5. I then spoke on Moody radio, and was interviewed by Perry on the morning show.
6. Then a lady from South Carolina called me and I did a podcast which was fun and different :)
7. This December (2016) pastor JR Pitman asked me to come on his station on Ignite radio here in Grand Rapids.
6. Last night I spoke at Evergreen Ministries.

If you would have told me 6 years ago that I would be speaking in churches, radios, podcasts, and bible studies, I would have laughed out loud and said "ya right!!! NO WAY!!!!" Not me.  Who am I....Who am I that the Lord of all the earth, would care to know my name, would care to feel my hurt, and come to be the savior of my life.  Oh Jesus......how I love you.

This morning the sermon was on Mark 4:35-41.  Oh how I love how GOD enters our lives in the storms to quiet the waters....IF we wake Him up and He doesn't always answer the way we want Him too but He promises to NEVER leave us.  He never left me even when I was sooooo confused, so tired of trying to live, and wondering why.....What was this purpose.

It all is soooo clear!!!!

http://www.amyjbennett.com/?s=lisa+jongsma






ROMANS 8:28- August 9, 2015


Through the Stroms of life, He is ALWAYS THERE.

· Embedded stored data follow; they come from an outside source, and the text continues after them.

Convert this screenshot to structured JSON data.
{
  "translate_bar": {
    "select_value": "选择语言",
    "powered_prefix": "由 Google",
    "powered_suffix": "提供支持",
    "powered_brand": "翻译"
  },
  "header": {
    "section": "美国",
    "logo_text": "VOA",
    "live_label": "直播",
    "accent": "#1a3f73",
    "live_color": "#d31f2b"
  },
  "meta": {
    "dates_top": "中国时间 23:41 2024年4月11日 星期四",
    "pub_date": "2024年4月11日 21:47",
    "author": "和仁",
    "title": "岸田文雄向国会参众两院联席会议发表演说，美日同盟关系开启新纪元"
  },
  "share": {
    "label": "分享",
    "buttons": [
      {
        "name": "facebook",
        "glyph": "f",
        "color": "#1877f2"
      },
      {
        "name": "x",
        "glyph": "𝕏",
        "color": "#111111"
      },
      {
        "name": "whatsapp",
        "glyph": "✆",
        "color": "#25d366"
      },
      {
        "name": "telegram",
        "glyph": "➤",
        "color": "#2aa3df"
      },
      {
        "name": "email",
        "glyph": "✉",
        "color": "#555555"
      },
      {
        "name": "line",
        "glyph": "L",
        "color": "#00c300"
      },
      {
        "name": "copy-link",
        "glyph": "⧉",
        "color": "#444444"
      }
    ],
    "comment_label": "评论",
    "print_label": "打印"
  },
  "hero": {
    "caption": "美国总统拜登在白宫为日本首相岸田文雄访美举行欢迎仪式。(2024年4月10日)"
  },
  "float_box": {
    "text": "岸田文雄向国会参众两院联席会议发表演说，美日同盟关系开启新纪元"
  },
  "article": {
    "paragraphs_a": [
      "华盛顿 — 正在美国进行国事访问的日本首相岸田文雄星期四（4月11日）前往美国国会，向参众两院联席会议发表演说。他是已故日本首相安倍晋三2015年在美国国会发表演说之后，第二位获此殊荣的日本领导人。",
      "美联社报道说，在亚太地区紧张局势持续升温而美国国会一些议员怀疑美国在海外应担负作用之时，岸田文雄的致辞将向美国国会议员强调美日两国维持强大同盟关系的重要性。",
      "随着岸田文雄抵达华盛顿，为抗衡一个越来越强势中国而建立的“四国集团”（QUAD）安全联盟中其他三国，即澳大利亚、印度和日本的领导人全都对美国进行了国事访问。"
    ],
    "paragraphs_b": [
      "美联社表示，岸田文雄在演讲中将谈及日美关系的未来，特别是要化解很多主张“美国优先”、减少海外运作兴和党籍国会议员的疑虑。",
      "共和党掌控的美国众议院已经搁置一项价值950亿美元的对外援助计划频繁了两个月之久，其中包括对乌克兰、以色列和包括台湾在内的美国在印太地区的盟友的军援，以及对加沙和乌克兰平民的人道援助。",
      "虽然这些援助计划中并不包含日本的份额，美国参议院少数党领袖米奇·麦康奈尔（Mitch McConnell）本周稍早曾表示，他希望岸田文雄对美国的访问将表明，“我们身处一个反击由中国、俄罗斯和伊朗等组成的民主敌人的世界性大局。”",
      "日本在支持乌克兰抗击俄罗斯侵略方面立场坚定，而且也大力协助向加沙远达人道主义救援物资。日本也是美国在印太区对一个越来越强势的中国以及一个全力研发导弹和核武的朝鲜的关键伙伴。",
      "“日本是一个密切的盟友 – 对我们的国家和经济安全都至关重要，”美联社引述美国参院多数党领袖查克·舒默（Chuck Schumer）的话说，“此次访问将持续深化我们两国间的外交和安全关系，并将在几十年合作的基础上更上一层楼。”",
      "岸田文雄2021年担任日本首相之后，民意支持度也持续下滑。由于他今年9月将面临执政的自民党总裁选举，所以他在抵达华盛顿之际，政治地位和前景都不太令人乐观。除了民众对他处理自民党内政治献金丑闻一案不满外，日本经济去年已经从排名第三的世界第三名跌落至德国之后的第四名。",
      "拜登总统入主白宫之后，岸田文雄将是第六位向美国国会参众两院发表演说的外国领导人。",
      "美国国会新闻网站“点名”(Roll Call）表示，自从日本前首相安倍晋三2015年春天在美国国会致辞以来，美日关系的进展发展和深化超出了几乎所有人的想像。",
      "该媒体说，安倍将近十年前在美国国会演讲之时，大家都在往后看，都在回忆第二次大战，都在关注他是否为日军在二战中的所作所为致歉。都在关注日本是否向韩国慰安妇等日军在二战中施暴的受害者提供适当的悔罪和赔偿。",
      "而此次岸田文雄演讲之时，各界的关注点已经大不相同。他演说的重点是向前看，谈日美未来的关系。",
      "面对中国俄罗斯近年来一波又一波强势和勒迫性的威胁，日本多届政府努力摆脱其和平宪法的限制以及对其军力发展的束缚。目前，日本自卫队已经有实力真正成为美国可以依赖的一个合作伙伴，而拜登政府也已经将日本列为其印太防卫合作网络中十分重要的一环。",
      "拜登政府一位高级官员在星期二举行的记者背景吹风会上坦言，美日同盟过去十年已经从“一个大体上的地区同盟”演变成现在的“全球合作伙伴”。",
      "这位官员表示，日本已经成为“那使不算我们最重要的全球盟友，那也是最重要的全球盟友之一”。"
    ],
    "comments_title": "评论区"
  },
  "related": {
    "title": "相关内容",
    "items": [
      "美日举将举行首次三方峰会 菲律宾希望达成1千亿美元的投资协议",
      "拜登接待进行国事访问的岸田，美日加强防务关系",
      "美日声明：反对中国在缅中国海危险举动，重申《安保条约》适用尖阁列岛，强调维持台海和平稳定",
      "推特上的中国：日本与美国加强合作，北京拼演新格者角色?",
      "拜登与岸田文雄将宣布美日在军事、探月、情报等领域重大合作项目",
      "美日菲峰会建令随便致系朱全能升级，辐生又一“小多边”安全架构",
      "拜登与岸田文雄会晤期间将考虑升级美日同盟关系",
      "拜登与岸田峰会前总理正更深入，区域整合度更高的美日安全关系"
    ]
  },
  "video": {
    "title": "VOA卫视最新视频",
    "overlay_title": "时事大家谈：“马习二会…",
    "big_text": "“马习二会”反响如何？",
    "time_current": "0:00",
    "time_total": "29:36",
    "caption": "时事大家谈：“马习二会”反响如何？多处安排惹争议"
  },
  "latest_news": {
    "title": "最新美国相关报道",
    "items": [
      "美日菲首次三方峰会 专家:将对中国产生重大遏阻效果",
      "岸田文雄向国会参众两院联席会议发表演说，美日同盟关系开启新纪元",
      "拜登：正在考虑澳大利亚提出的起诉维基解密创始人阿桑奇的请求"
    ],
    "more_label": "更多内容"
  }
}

A few weeks ago, Pastor Bob and I were talking and I told him about another story he needed to hear.  Later that week he called me and asked if I would come back to Immanuel to speak.  I immediately said YES, b/c its a way to show Gods glory!!! But.....One thing, I have to ask mom first :)
So I did....She prayed about it and after some nudging.....She said yes too!  My brother was in the audience and I am pretty sure there wasn't a dry eye.  Praise and Glory to God for the life of my brother, spared, born at 24 weeks and weighing 1.7oz and the FIRST BABY to ever survive that small and young making history at Blodgett Hospital in 1969.